Suppose, however, that the application also takes the path to the input deck as
a command-line argument named --setup. Then you might launch the ensemble like so:
import themis
input_deck = "/path/to/my/input/deck.txt"
args = "--setup " + os.path.basename(input_deck)
# assume the variable `samples` is already defined
runs = [
themis.Run(sample, args)
for sample in samples
]
mgr = themis.Themis.create("/path/to/my/application", runs=runs, run_parse=input_deck)
mgr.execute_alloc() # describe the batch allocation here
The os.path.basename function (which, in this case, would return just deck.txt)
is used because, for each run,
the input deck will be parsed and copied into the same directory that the application is executed in.
Therefore, each run will pick up the correct version of the input deck—not the original one,
stored at /path/to/my/input/deck.txt, which would still contain the “%%” characters.
Advanced Text Replacement with jinja
If jinja is installed
in the current virtual environment, Themis will use jinja as its text-replacement
engine instead of its (very basic) native support. This allows you to write things like
%% my_mapping['my_key'].my_attribute %% and much more. See the
jinja documentation for more. Themis uses
most of the default jinja settings, except that the “print statement” is written
with “%%” instead of “{{” and “}}”.
Allocating and Varying Resources
Themis needs to know the resource requirements of your application in order to launch it correctly, and to effectively manage the entire set of resources available to Themis.

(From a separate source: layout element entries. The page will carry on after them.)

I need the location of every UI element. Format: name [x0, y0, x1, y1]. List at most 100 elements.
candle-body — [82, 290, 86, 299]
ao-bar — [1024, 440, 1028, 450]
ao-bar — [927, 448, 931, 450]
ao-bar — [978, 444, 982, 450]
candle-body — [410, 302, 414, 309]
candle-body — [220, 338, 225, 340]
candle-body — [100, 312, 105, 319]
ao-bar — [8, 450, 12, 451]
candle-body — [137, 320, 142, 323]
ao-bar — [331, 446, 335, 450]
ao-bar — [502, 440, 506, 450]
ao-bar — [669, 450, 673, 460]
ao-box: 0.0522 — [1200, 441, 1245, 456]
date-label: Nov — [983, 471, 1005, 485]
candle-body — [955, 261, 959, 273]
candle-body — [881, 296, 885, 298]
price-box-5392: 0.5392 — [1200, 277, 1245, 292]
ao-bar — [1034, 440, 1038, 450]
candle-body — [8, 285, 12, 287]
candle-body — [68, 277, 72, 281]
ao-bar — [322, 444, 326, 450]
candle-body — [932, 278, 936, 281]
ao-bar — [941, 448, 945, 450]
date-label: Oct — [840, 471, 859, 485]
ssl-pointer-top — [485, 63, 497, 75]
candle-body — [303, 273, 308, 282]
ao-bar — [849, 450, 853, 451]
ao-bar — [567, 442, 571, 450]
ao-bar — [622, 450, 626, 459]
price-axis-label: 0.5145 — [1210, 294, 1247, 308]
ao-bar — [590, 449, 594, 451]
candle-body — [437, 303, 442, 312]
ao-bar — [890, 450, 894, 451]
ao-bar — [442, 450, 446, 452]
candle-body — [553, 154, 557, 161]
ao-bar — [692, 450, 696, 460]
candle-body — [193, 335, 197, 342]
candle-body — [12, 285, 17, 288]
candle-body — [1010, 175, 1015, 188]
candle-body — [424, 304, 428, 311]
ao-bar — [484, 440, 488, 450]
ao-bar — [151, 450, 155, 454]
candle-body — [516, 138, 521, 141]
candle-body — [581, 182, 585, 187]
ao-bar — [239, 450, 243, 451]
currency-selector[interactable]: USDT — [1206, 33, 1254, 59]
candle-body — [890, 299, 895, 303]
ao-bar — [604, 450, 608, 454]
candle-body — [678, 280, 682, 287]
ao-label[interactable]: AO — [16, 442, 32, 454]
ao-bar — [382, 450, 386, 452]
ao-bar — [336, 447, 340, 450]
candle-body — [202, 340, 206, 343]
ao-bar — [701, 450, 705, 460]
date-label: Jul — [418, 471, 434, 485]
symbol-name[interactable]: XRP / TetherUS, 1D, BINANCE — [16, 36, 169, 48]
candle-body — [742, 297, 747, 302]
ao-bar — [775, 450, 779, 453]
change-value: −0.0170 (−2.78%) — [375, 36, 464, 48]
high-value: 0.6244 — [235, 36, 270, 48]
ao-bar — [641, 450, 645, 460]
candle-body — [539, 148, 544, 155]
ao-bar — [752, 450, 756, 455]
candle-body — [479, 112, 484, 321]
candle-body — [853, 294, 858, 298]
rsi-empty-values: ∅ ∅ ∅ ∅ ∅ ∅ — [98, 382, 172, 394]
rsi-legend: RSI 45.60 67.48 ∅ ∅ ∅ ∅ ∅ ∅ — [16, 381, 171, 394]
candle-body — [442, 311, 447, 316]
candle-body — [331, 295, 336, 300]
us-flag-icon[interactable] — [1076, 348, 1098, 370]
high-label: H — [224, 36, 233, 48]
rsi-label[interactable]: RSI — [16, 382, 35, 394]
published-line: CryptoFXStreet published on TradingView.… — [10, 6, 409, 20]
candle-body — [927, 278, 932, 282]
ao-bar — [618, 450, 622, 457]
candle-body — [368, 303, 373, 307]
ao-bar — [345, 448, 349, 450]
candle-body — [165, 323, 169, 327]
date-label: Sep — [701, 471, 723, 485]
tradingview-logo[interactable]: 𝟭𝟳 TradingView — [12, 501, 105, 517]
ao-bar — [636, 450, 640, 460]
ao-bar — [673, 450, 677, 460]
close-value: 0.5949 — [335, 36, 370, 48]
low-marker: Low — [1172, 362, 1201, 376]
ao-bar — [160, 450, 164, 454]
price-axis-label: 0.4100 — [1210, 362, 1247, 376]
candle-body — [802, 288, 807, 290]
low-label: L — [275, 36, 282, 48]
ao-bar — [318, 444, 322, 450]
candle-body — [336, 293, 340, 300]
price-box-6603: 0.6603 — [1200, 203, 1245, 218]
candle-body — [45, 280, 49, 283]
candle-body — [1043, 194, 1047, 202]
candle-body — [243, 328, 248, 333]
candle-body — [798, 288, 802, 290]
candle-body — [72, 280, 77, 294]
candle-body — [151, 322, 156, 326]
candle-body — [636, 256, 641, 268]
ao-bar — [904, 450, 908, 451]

In the examples above, we have implicitly assumed that the application Themis will execute has no
special resource requirements—that it isn’t an MPI program, it isn’t massively multithreaded,
and it isn’t going to use GPUs. That assumption is not usually valid for HPC applications.
In order to specify resource requirements for a run to Themis, the themis.Run
constructor takes some optional arguments. Suppose all of the runs of our ensemble should use 50 MPI tasks,
with 2 cores per task and 3 gpus per task. This can be specified as follows:
import themis
runs = [
themis.Run(tasks=50, cores_per_task=2, gpus_per_task=3)
for _ in range(10)
]
On the command line, this would look like $ themis create foo.exe params.csv -n50 -c2 -g3.
The Double Meaning of Resources
In many cases, the application passed to Themis is not an MPI executable, or going to use GPUs.
It is instead a script (often called a “batch script”) that will launch an MPI/GPU application,
e.g. with srun. In that case, Themis needs to know,
not the resource requirements for the script (which are usually trivial) but the resource requirements
of the applications that the script will launch. It needs to know this in order to effectively throttle
the number of scripts active at any one time, and to describe the script’s resource
requirements to the resource manager.
See also
The section that goes into detail about Themis’s two application types.
Varying Resources Across Runs
Now that you know how to allocate the same number of resources to each run of an ensemble, varying resources among the runs is simple, at least in Python. Here is an example showing how to give each run twice as many MPI tasks as the last run:
import themis
# assume the variable `samples` is already defined
runs = [themis.Run(sample, tasks=2 ** i) for i, sample in enumerate(samples)]
The ensemble can now be launched as follows:
mgr = themis.Themis.create("/path/to/my/application", runs)
mgr.execute_local()
On the command line, to vary resources across runs, you would need to put the resource
requirements for each run into the CSV defining the samples, and then add the
--vary-all flag to the create or add subcommands.
For instance, you might add “tasks” and “gpus_per_task” columns to the CSV.